Chittening Platform railway station was a station on the former Great Western Railway between Filton and Avonmouth.

==History==
The station was opened on 5 March 1917 to serve a large government munitions factory at Chittening. The factory project was abandoned when the United States entered the First World War, but the station remained open to serve employees at the Chittening Trading Estate until 1923.

It was reopened unadvertised for workers on 27 October 1941, and opened to the public fully on 31 May 1948. The station never served goods trains. It was closed on 23 November 1964, when passenger traffic ceased on the Avonmouth and Filton line. The station was immortalised in 1964 in the song "Slow Train" by Flanders and Swann.
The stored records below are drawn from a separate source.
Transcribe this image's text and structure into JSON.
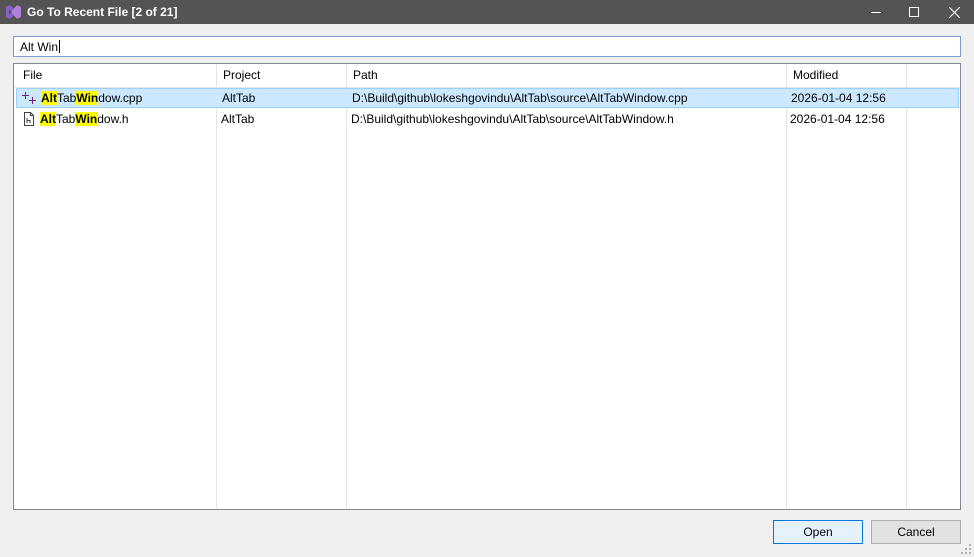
{
  "window": {
    "title": "Go To Recent File [2 of 21]",
    "accent": "#545454"
  },
  "search": {
    "value": "Alt Win"
  },
  "columns": {
    "file": "File",
    "project": "Project",
    "path": "Path",
    "modified": "Modified"
  },
  "rows": [
    {
      "icon": "cpp-file-icon",
      "file_parts": [
        {
          "text": "Alt",
          "hl": true
        },
        {
          "text": "Tab",
          "hl": false
        },
        {
          "text": "Win",
          "hl": true
        },
        {
          "text": "dow.cpp",
          "hl": false
        }
      ],
      "project": "AltTab",
      "path": "D:\\Build\\github\\lokeshgovindu\\AltTab\\source\\AltTabWindow.cpp",
      "modified": "2026-01-04 12:56",
      "selected": true
    },
    {
      "icon": "header-file-icon",
      "file_parts": [
        {
          "text": "Alt",
          "hl": true
        },
        {
          "text": "Tab",
          "hl": false
        },
        {
          "text": "Win",
          "hl": true
        },
        {
          "text": "dow.h",
          "hl": false
        }
      ],
      "project": "AltTab",
      "path": "D:\\Build\\github\\lokeshgovindu\\AltTab\\source\\AltTabWindow.h",
      "modified": "2026-01-04 12:56",
      "selected": false
    }
  ],
  "buttons": {
    "open": "Open",
    "cancel": "Cancel"
  },
  "colors": {
    "selection": "#cce8ff",
    "highlight": "#ffff00",
    "brand_icon": "#68217a"
  }
}
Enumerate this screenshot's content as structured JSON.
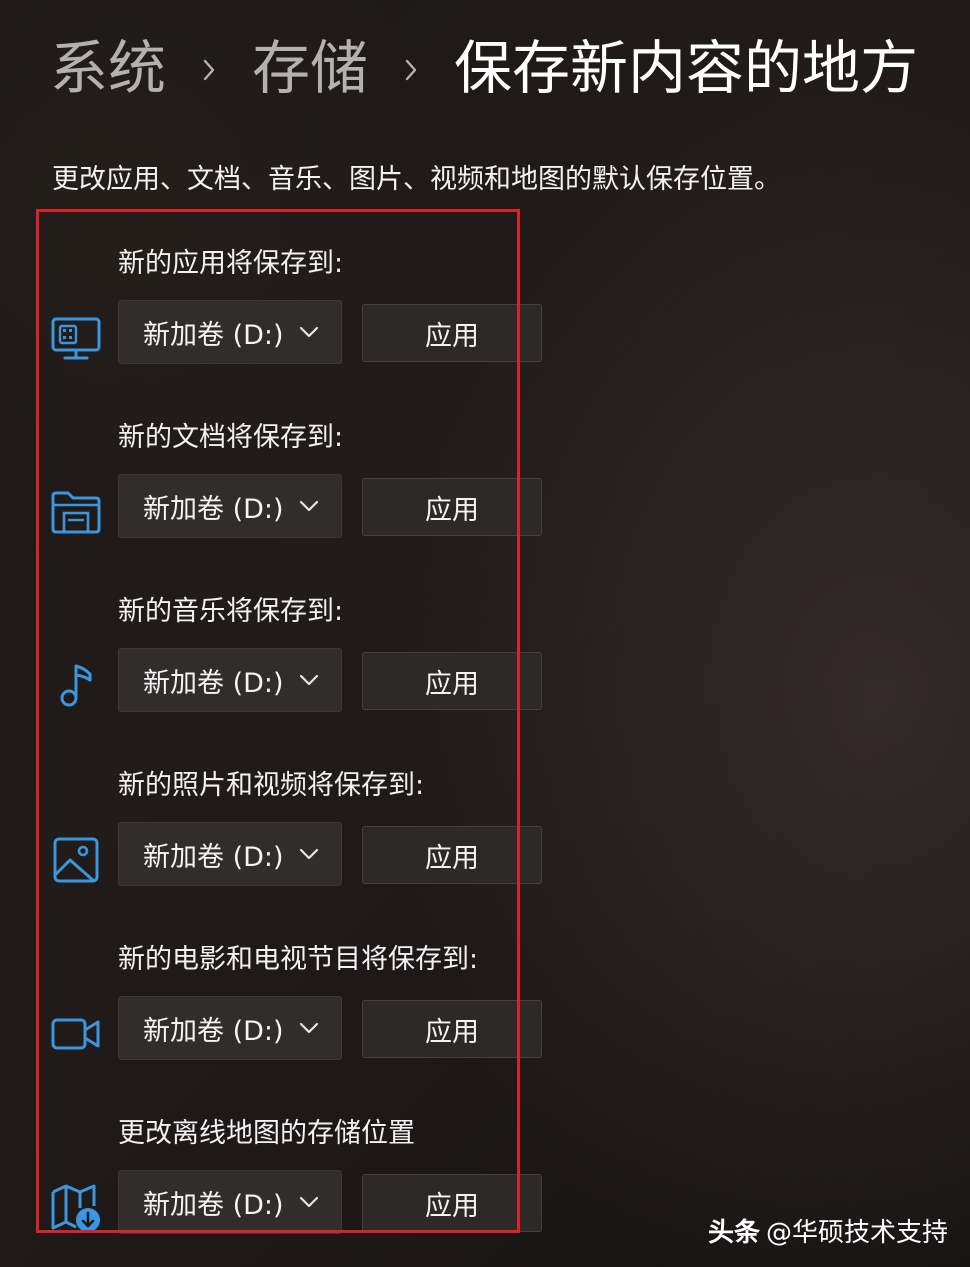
{
  "breadcrumb": {
    "items": [
      "系统",
      "存储",
      "保存新内容的地方"
    ]
  },
  "description": "更改应用、文档、音乐、图片、视频和地图的默认保存位置。",
  "rows": [
    {
      "label": "新的应用将保存到:",
      "icon": "apps-monitor-icon",
      "drive": "新加卷 (D:)",
      "apply": "应用"
    },
    {
      "label": "新的文档将保存到:",
      "icon": "documents-folder-icon",
      "drive": "新加卷 (D:)",
      "apply": "应用"
    },
    {
      "label": "新的音乐将保存到:",
      "icon": "music-note-icon",
      "drive": "新加卷 (D:)",
      "apply": "应用"
    },
    {
      "label": "新的照片和视频将保存到:",
      "icon": "photo-icon",
      "drive": "新加卷 (D:)",
      "apply": "应用"
    },
    {
      "label": "新的电影和电视节目将保存到:",
      "icon": "video-camera-icon",
      "drive": "新加卷 (D:)",
      "apply": "应用"
    },
    {
      "label": "更改离线地图的存储位置",
      "icon": "offline-map-icon",
      "drive": "新加卷 (D:)",
      "apply": "应用"
    }
  ],
  "watermark": {
    "brand": "头条",
    "handle": "@华硕技术支持"
  },
  "colors": {
    "accent": "#3a96dd",
    "highlight_border": "#d8232a"
  }
}
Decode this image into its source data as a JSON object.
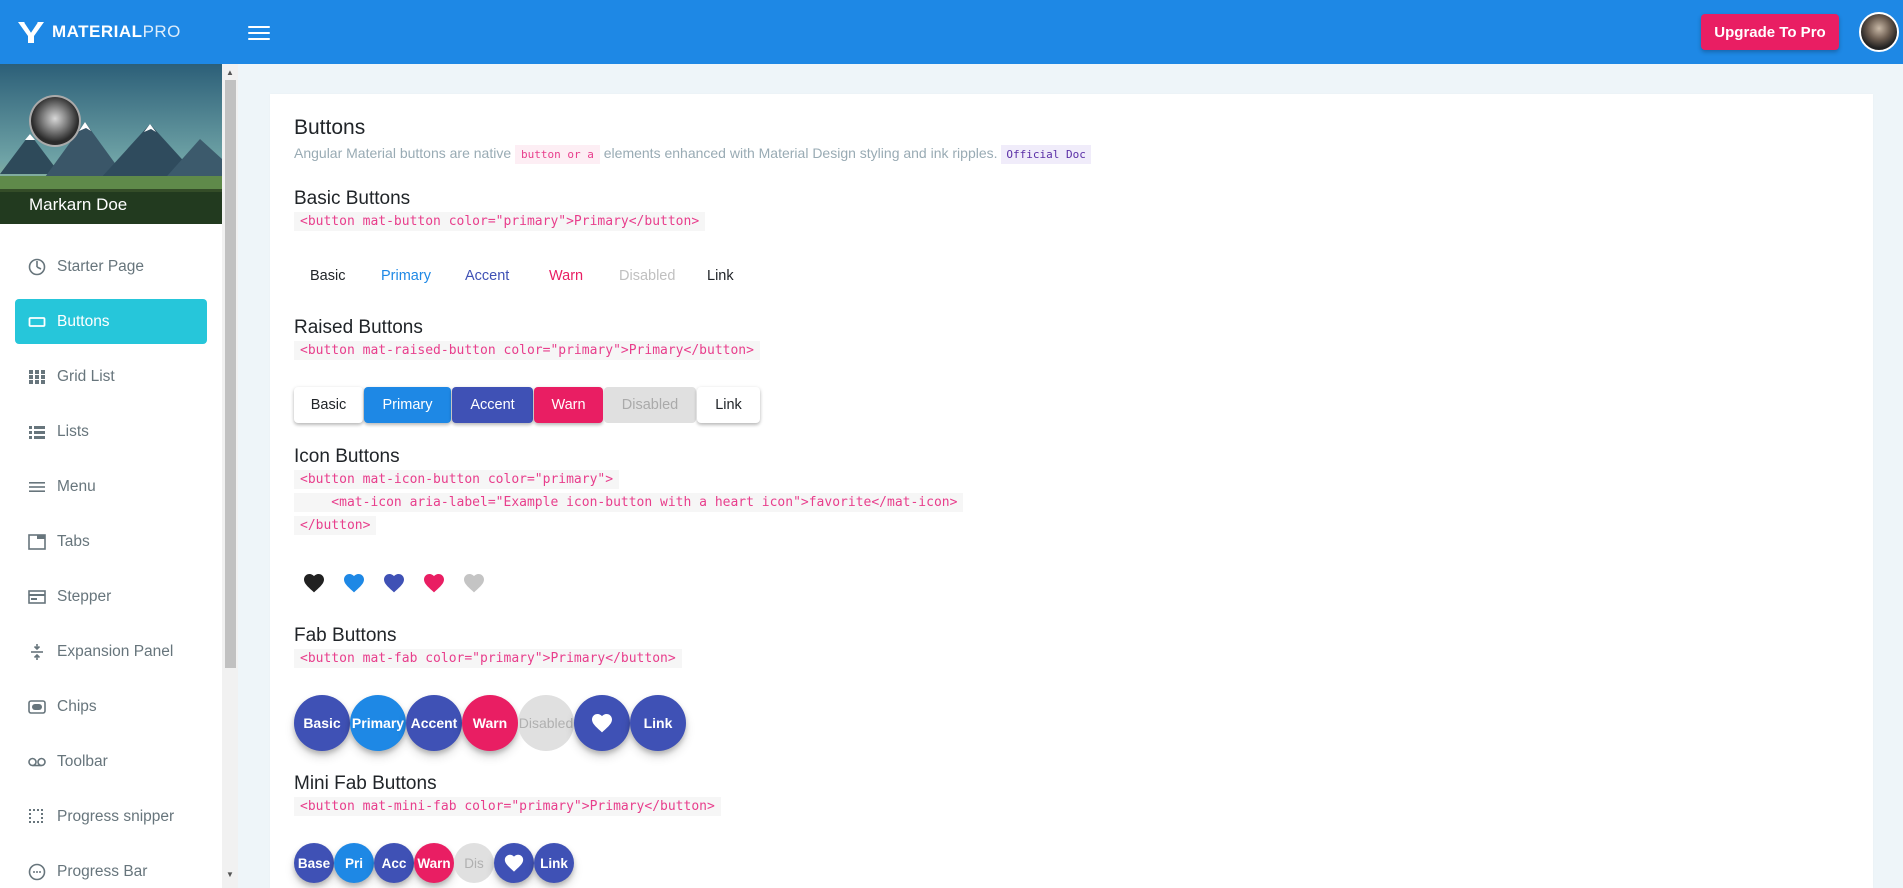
{
  "app": {
    "logo_bold": "MATERIAL",
    "logo_light": "PRO",
    "upgrade_label": "Upgrade To Pro"
  },
  "profile": {
    "name": "Markarn Doe"
  },
  "sidebar": {
    "items": [
      {
        "label": "Starter Page",
        "icon": "starter-icon"
      },
      {
        "label": "Buttons",
        "icon": "crop-icon"
      },
      {
        "label": "Grid List",
        "icon": "grid-icon"
      },
      {
        "label": "Lists",
        "icon": "list-icon"
      },
      {
        "label": "Menu",
        "icon": "menu-icon"
      },
      {
        "label": "Tabs",
        "icon": "tab-icon"
      },
      {
        "label": "Stepper",
        "icon": "stepper-icon"
      },
      {
        "label": "Expansion Panel",
        "icon": "expansion-icon"
      },
      {
        "label": "Chips",
        "icon": "chip-icon"
      },
      {
        "label": "Toolbar",
        "icon": "voicemail-icon"
      },
      {
        "label": "Progress snipper",
        "icon": "border-icon"
      },
      {
        "label": "Progress Bar",
        "icon": "progress-icon"
      }
    ]
  },
  "page": {
    "title": "Buttons",
    "subtitle_before": "Angular Material buttons are native",
    "subtitle_code": "button or a",
    "subtitle_after": "elements enhanced with Material Design styling and ink ripples.",
    "doc_label": "Official Doc"
  },
  "basic": {
    "title": "Basic Buttons",
    "code": "<button mat-button color=\"primary\">Primary</button>",
    "buttons": [
      "Basic",
      "Primary",
      "Accent",
      "Warn",
      "Disabled",
      "Link"
    ]
  },
  "raised": {
    "title": "Raised Buttons",
    "code": "<button mat-raised-button color=\"primary\">Primary</button>",
    "buttons": [
      "Basic",
      "Primary",
      "Accent",
      "Warn",
      "Disabled",
      "Link"
    ]
  },
  "icon_buttons": {
    "title": "Icon Buttons",
    "code_line1": "<button mat-icon-button color=\"primary\">",
    "code_line2": "    <mat-icon aria-label=\"Example icon-button with a heart icon\">favorite</mat-icon>",
    "code_line3": "</button>"
  },
  "fab": {
    "title": "Fab Buttons",
    "code": "<button mat-fab color=\"primary\">Primary</button>",
    "buttons": [
      "Basic",
      "Primary",
      "Accent",
      "Warn",
      "Disabled",
      "",
      "Link"
    ]
  },
  "mini_fab": {
    "title": "Mini Fab Buttons",
    "code": "<button mat-mini-fab color=\"primary\">Primary</button>",
    "buttons": [
      "Base",
      "Pri",
      "Acc",
      "Warn",
      "Dis",
      "",
      "Link"
    ]
  },
  "colors": {
    "topbar": "#1e88e5",
    "primary": "#1e88e5",
    "accent": "#3f51b5",
    "warn": "#e91e63",
    "active_nav": "#26c6da",
    "disabled": "#e0e0e0"
  }
}
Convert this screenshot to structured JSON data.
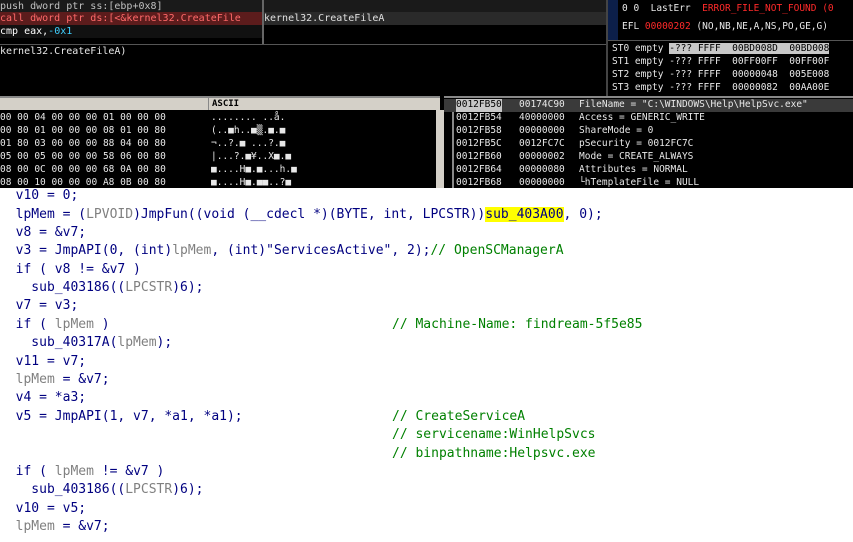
{
  "debugger": {
    "disasm": {
      "line1": "push dword ptr ss:[ebp+0x8]",
      "line2_instr": "call dword ptr ds:[<&kernel32.CreateFile",
      "line2_target": "kernel32.CreateFileA",
      "line3_prefix": "cmp eax,",
      "line3_hex": "-0x1",
      "line4": "              ",
      "info": "kernel32.CreateFileA)"
    },
    "registers": {
      "lasterr_label": "0 0  LastErr",
      "lasterr_value": "ERROR_FILE_NOT_FOUND (0",
      "efl_label": "EFL",
      "efl_value": "00000202",
      "efl_flags": "(NO,NB,NE,A,NS,PO,GE,G)",
      "st0_label": "ST0 empty",
      "st0_value": "-??? FFFF  00BD008D  00BD008",
      "st1": "ST1 empty -??? FFFF  00FF00FF  00FF00F",
      "st2": "ST2 empty -??? FFFF  00000048  005E008",
      "st3": "ST3 empty -??? FFFF  00000082  00AA00E"
    },
    "dump": {
      "ascii_title": "ASCII",
      "rows": [
        {
          "hex": "00 00 04 00 00 00 01 00 00 00",
          "ascii": "........ ..å."
        },
        {
          "hex": "00 80 01 00 00 00 08 01 00 80",
          "ascii": "(..■h..■▒.■.■"
        },
        {
          "hex": "01 80 03 00 00 00 88 04 00 80",
          "ascii": "¬..?.■ ...?.■"
        },
        {
          "hex": "05 00 05 00 00 00 58 06 00 80",
          "ascii": "|...?.■¥..X■.■"
        },
        {
          "hex": "08 00 0C 00 00 00 68 0A 00 80",
          "ascii": "■....H■.■...h.■"
        },
        {
          "hex": "08 00 10 00 00 00 A8 0B 00 80",
          "ascii": "■....H■.■■..?■"
        }
      ]
    },
    "stack": {
      "rows": [
        {
          "addr": "0012FB50",
          "val": "00174C90",
          "cmt": "FileName = \"C:\\WINDOWS\\Help\\HelpSvc.exe\""
        },
        {
          "addr": "0012FB54",
          "val": "40000000",
          "cmt": "Access = GENERIC_WRITE"
        },
        {
          "addr": "0012FB58",
          "val": "00000000",
          "cmt": "ShareMode = 0"
        },
        {
          "addr": "0012FB5C",
          "val": "0012FC7C",
          "cmt": "pSecurity = 0012FC7C"
        },
        {
          "addr": "0012FB60",
          "val": "00000002",
          "cmt": "Mode = CREATE_ALWAYS"
        },
        {
          "addr": "0012FB64",
          "val": "00000080",
          "cmt": "Attributes = NORMAL"
        },
        {
          "addr": "0012FB68",
          "val": "00000000",
          "cmt": "└hTemplateFile = NULL"
        }
      ]
    }
  },
  "code": {
    "l1": "  v10 = 0;",
    "l2_a": "  lpMem = (",
    "l2_b": "LPVOID",
    "l2_c": ")JmpFun((void (__cdecl *)(BYTE, int, LPCSTR))",
    "l2_sub": "sub_403A00",
    "l2_d": ", 0);",
    "l3": "  v8 = &v7;",
    "l4_a": "  v3 = JmpAPI(0, (int)",
    "l4_b": "lpMem",
    "l4_c": ", (int)\"ServicesActive\", 2);",
    "l4_cmt": "// OpenSCManagerA",
    "l5": "  if ( v8 != &v7 )",
    "l6_a": "    sub_403186((",
    "l6_b": "LPCSTR",
    "l6_c": ")6);",
    "l7": "  v7 = v3;",
    "l8_a": "  if ( ",
    "l8_b": "lpMem",
    "l8_c": " )",
    "l8_cmt": "// Machine-Name: findream-5f5e85",
    "l9_a": "    sub_40317A(",
    "l9_b": "lpMem",
    "l9_c": ");",
    "l10": "  v11 = v7;",
    "l11_a": "  ",
    "l11_b": "lpMem",
    "l11_c": " = &v7;",
    "l12": "  v4 = *a3;",
    "l13": "  v5 = JmpAPI(1, v7, *a1, *a1);",
    "l13_cmt": "// CreateServiceA",
    "l14_cmt": "// servicename:WinHelpSvcs",
    "l15_cmt": "// binpathname:Helpsvc.exe",
    "l16_a": "  if ( ",
    "l16_b": "lpMem",
    "l16_c": " != &v7 )",
    "l17_a": "    sub_403186((",
    "l17_b": "LPCSTR",
    "l17_c": ")6);",
    "l18": "  v10 = v5;",
    "l19_a": "  ",
    "l19_b": "lpMem",
    "l19_c": " = &v7;"
  }
}
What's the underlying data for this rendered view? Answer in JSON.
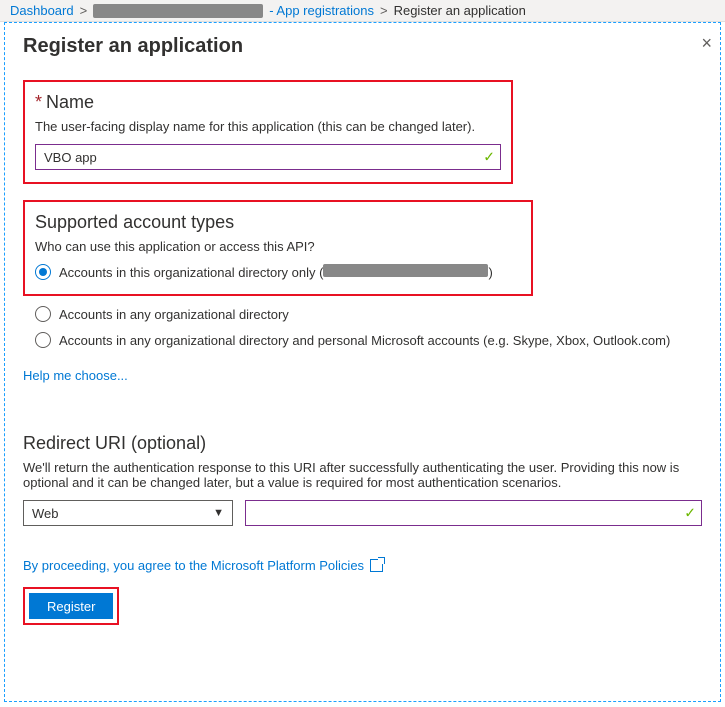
{
  "breadcrumb": {
    "dashboard": "Dashboard",
    "app_reg": "- App registrations",
    "current": "Register an application"
  },
  "page_title": "Register an application",
  "name_section": {
    "heading": "Name",
    "hint": "The user-facing display name for this application (this can be changed later).",
    "value": "VBO app"
  },
  "account_types": {
    "heading": "Supported account types",
    "hint": "Who can use this application or access this API?",
    "options": [
      {
        "label_pre": "Accounts in this organizational directory only (",
        "label_post": ")",
        "selected": true
      },
      {
        "label": "Accounts in any organizational directory",
        "selected": false
      },
      {
        "label": "Accounts in any organizational directory and personal Microsoft accounts (e.g. Skype, Xbox, Outlook.com)",
        "selected": false
      }
    ],
    "help_link": "Help me choose..."
  },
  "redirect": {
    "heading": "Redirect URI (optional)",
    "hint": "We'll return the authentication response to this URI after successfully authenticating the user. Providing this now is optional and it can be changed later, but a value is required for most authentication scenarios.",
    "type_value": "Web",
    "uri_value": ""
  },
  "agree_text": "By proceeding, you agree to the Microsoft Platform Policies",
  "register_label": "Register"
}
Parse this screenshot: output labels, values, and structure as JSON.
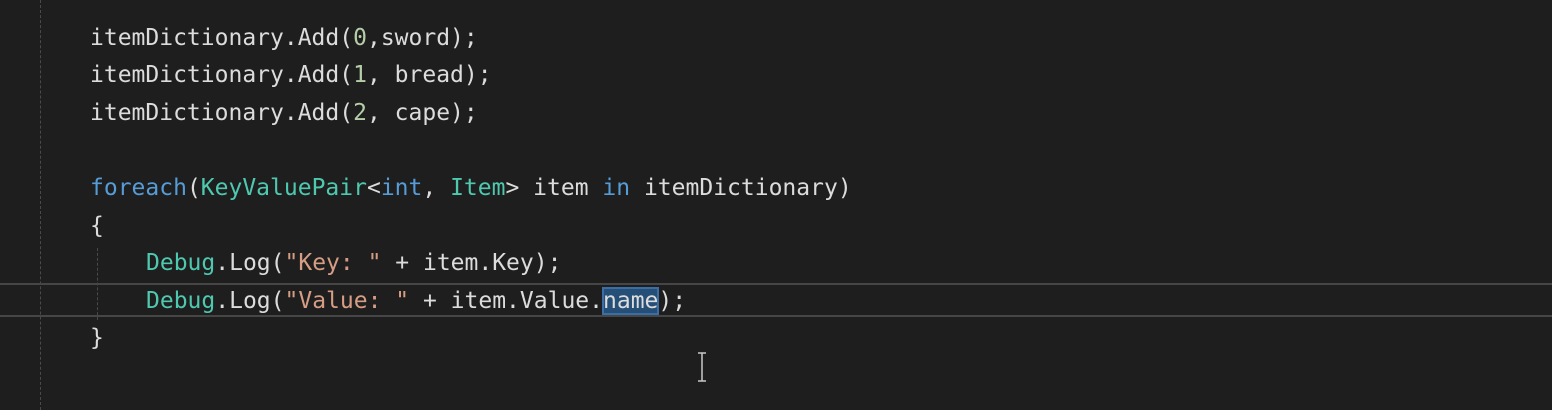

The line past the site remains open for goods traffic, and is now known as the Henbury Loop.

== Future ==
Improved services on the Severn Beach Line are called for as part of the Greater Bristol Metro scheme, a rail transport plan which aims to enhance transport capacity in the Bristol area. It has been suggested that the Henbury Loop Line be reopened as part of the scheme, with the possibility of services running from Bristol Temple Meads to via and Henbury. The Metro scheme was given the go-ahead in July 2012 as part of the City Deal, whereby local councils would be given greater control over money by the government.

Friends of Suburban Bristol Railways are also campaigning to get Chittening reopened along with Henbury and North Filton.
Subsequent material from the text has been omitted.